Usage of the tracker
For the console program for tracking without GUI, usage is as follows:
MWT.exe FileName Index1 Index2 GrayThreshold AreaThreshold1 AreaThreshold2 BGsub OuputDir ImageFormat FileName: Directory of the images Index1: First index of the images Index2: Last index of the images GrayThreshold: Threshold used for binarization AreaThreshold1: Minimum object area size AreaThreshold2: Maximum object area size BGsub: 1 = true (compute background image first for images with cluttered background) 0 = false (directly use thresholding and hole filling filter) OutputDir: Directory for storing the tracking result (a text file containing point lists, a labeled image, and a image showing the tracking result) ImageFormat: Format of the images
Example: MWT.exe E:/WormDemo/TestImages/LGC35ACR20 1 100 40 400 2000 1 E:/ bmp MWT.exe E:/WormDemo/TestImages/LGC35ACR20 1 100 85 400 2000 0 E:/ bmp
Selection of parameters: Users need to choose several parameters related to the computation of binary images. The quality of the binary images is very important for the tracking system.
- Threshold for binarization: Since the intensity of most worm images could be modeled as a mixture of N=2 Gaussian mixtures[1], when directly using the thresholding and hole filling filter for preprocessing, the threshold should be selected as the value separating the two Gaussian distributions, as shown in Figure 5. Intensities smaller than this threshold will be set to 1; the rest will be set to 0. When using a background image for subtraction, intensities larger than the selected threshold will be set to 1; this is the opposite of the behavior when the thresholding and hole filling filter is used directly. The threshold value also can be chosen based on the histogram.
- Minimum and maximum object area size: These are used to clean the background objects left after binarization. The user should try several values until desirable binary images are obtained.
- Background subtraction: For images a with cluttered background, this should be set to 1 (true). A background image would be computed first; for images with a clean background, this can be set to 0 (false). In this case, no background image will be computed, and direct thresholding and hole filling will be used.
For some examples of choosing parameters to reach desirable binary image, please refer to:
Python Implementation
We have wrapped the above tracking system in a python script. A user can access the python script by opening a python window and importing the script called wormdemo.py.
- From the Farsight GUI select View > Open Python Window to start the python interpreter.
- Load the wormdemo python script
- Place images in a directory within the current working directory
current_path = os.getcwd() image_dir = "Images" os.chdir(current_path + os.sep + image_dir)
- Note that the script takes the parameters from the modules listed above as arguments for the subprocesses in the script
args = current_path + os.sep + "executable_fname " + fname_binary + " " + fname_base + " " + start_frame + " " + end_frame A user can change the arguments used in the script by setting the variables to reflect the image names set in the image directory
- Choose an option from the list to perform
- To view output, use the GUI shown above to load the xml result file generated by executing modules
References
- [1] Nicolas Roussel, Badrinath Roysam, "A Computational Model for C.elegans Locomotory Behavior: Application to Multiworm tracking", IEEE Trans On Biomedical Engineering. Vol.54, No.10, Oct,2007.
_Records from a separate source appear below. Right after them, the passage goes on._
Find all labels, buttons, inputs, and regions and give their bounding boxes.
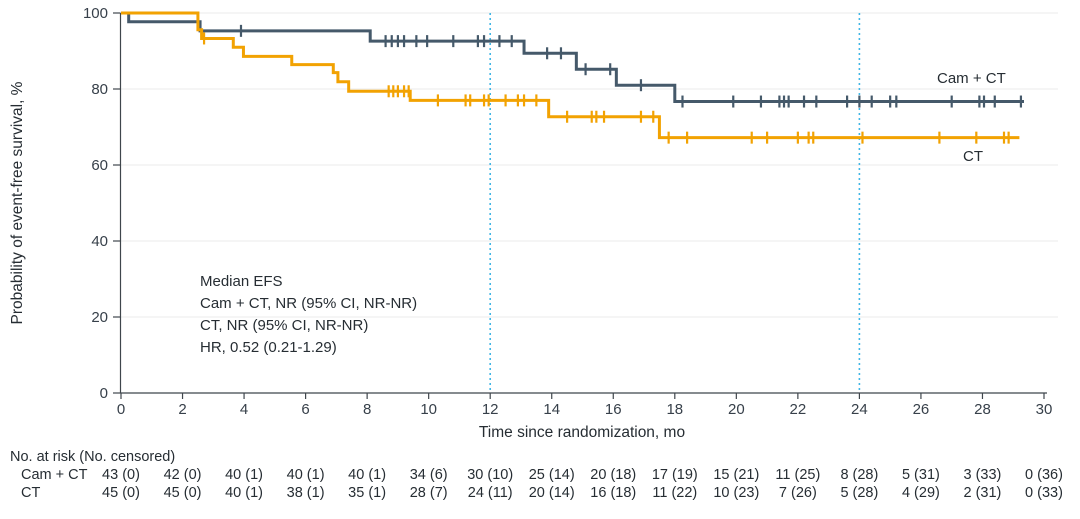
x-tick-label: 2: [178, 401, 186, 418]
risk-cell: 11 (22): [652, 485, 698, 501]
annotation-line-4: HR, 0.52 (0.21-1.29): [200, 339, 337, 356]
risk-row-ct: CT 45 (0) 45 (0) 40 (1) 38 (1) 35 (1) 28 (7) 2…: [0, 485, 1080, 503]
risk-cell: 30 (10): [467, 467, 514, 483]
annotation-line-2: Cam + CT, NR (95% CI, NR-NR): [200, 295, 418, 312]
x-tick-label: 26: [913, 401, 930, 418]
risk-table-title: No. at risk (No. censored): [10, 449, 176, 465]
x-axis-title: Time since randomization, mo: [479, 424, 685, 441]
risk-row-label: Cam + CT: [21, 467, 88, 483]
risk-cell: 40 (1): [286, 467, 325, 483]
median-efs-annotation: Median EFS Cam + CT, NR (95% CI, NR-NR) …: [200, 271, 417, 359]
curve-label-ct: CT: [963, 148, 983, 165]
risk-cell: 4 (29): [901, 485, 940, 501]
x-tick-label: 30: [1036, 401, 1053, 418]
risk-row-label: CT: [21, 485, 41, 501]
y-tick-label: 60: [91, 157, 108, 174]
risk-cell: 5 (28): [840, 485, 879, 501]
risk-cell: 38 (1): [286, 485, 325, 501]
risk-cell: 16 (18): [590, 485, 637, 501]
y-axis-title: Probability of event-free survival, %: [9, 81, 26, 324]
x-tick-label: 16: [605, 401, 622, 418]
x-tick-label: 8: [363, 401, 371, 418]
x-tick-label: 28: [974, 401, 991, 418]
gridlines: [121, 12, 1058, 318]
y-tick-label: 0: [100, 385, 108, 402]
axes: [113, 12, 1047, 399]
x-tick-label: 6: [301, 401, 309, 418]
risk-cell: 5 (31): [901, 467, 940, 483]
risk-cell: 40 (1): [348, 467, 387, 483]
risk-cell: 24 (11): [467, 485, 513, 501]
x-tick-label: 18: [666, 401, 683, 418]
x-tick-label: 12: [482, 401, 499, 418]
curve-label-cam-ct: Cam + CT: [937, 70, 1006, 87]
risk-cell: 15 (21): [713, 467, 760, 483]
risk-cell: 40 (1): [225, 467, 263, 483]
risk-cell: 28 (7): [409, 485, 448, 501]
risk-row-cam-ct: Cam + CT 43 (0) 42 (0) 40 (1) 40 (1) 40 (1) 3…: [0, 467, 1080, 485]
censor-marks-ct: [202, 32, 1010, 144]
x-tick-label: 10: [420, 401, 437, 418]
x-tick-label: 24: [851, 401, 868, 418]
risk-cell: 35 (1): [348, 485, 387, 501]
y-tick-labels: 0 20 40 60 80 100: [83, 5, 108, 402]
risk-cell: 3 (33): [963, 467, 1002, 483]
risk-cell: 7 (26): [778, 485, 817, 501]
risk-cell: 42 (0): [163, 467, 202, 483]
censor-marks-cam-ct: [239, 24, 1023, 108]
x-tick-label: 4: [240, 401, 248, 418]
risk-cell: 45 (0): [102, 485, 140, 501]
risk-cell: 40 (1): [225, 485, 263, 501]
x-tick-labels: 0 2 4 6 8 10 12 14 16 18 20 22 24 26 28 30: [117, 401, 1053, 418]
x-tick-label: 22: [790, 401, 807, 418]
risk-cell: 8 (28): [840, 467, 879, 483]
risk-cell: 0 (33): [1025, 485, 1063, 501]
km-curve-cam-ct: [121, 11, 1024, 104]
risk-cell: 20 (18): [590, 467, 637, 483]
reference-lines: [489, 13, 861, 393]
x-tick-label: 0: [117, 401, 125, 418]
annotation-line-1: Median EFS: [200, 273, 283, 290]
risk-cell: 10 (23): [713, 485, 760, 501]
km-curve-ct: [121, 11, 1020, 140]
risk-cell: 45 (0): [163, 485, 202, 501]
risk-cell: 20 (14): [528, 485, 575, 501]
y-tick-label: 40: [91, 233, 108, 250]
y-tick-label: 20: [91, 309, 108, 326]
y-tick-label: 100: [83, 5, 108, 22]
risk-cell: 11 (25): [775, 467, 821, 483]
risk-cell: 0 (36): [1025, 467, 1063, 483]
risk-cell: 17 (19): [651, 467, 698, 483]
risk-cell: 34 (6): [409, 467, 448, 483]
x-tick-label: 14: [543, 401, 560, 418]
x-tick-label: 20: [728, 401, 745, 418]
y-tick-label: 80: [91, 81, 108, 98]
risk-cell: 25 (14): [528, 467, 575, 483]
risk-cell: 43 (0): [102, 467, 140, 483]
annotation-line-3: CT, NR (95% CI, NR-NR): [200, 317, 369, 334]
risk-cell: 2 (31): [963, 485, 1002, 501]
- [2] Fontaine, E., Barr, A., Burdick, J. W., "Model-based tracking of multiple worms and fish", In ICCV Workshop on Dynamical Vision, 2007.
- [3] Fontaine, E., Lentink, D., Kranenbarg, S., Müller, U., van Leeuwen, J., Barr, A.H., Burdick, J. W. "Automated visual tracking for studying the ontogeny of zebrafish swimming", Journal of Experimental Biology, 211, 1305-1316, 2008.
- [4] Nicolas Roussel, "A Computational Model for C.elegans locomotory behavior: Application to Multi-Worm tracking", Phd Thesis, 2007.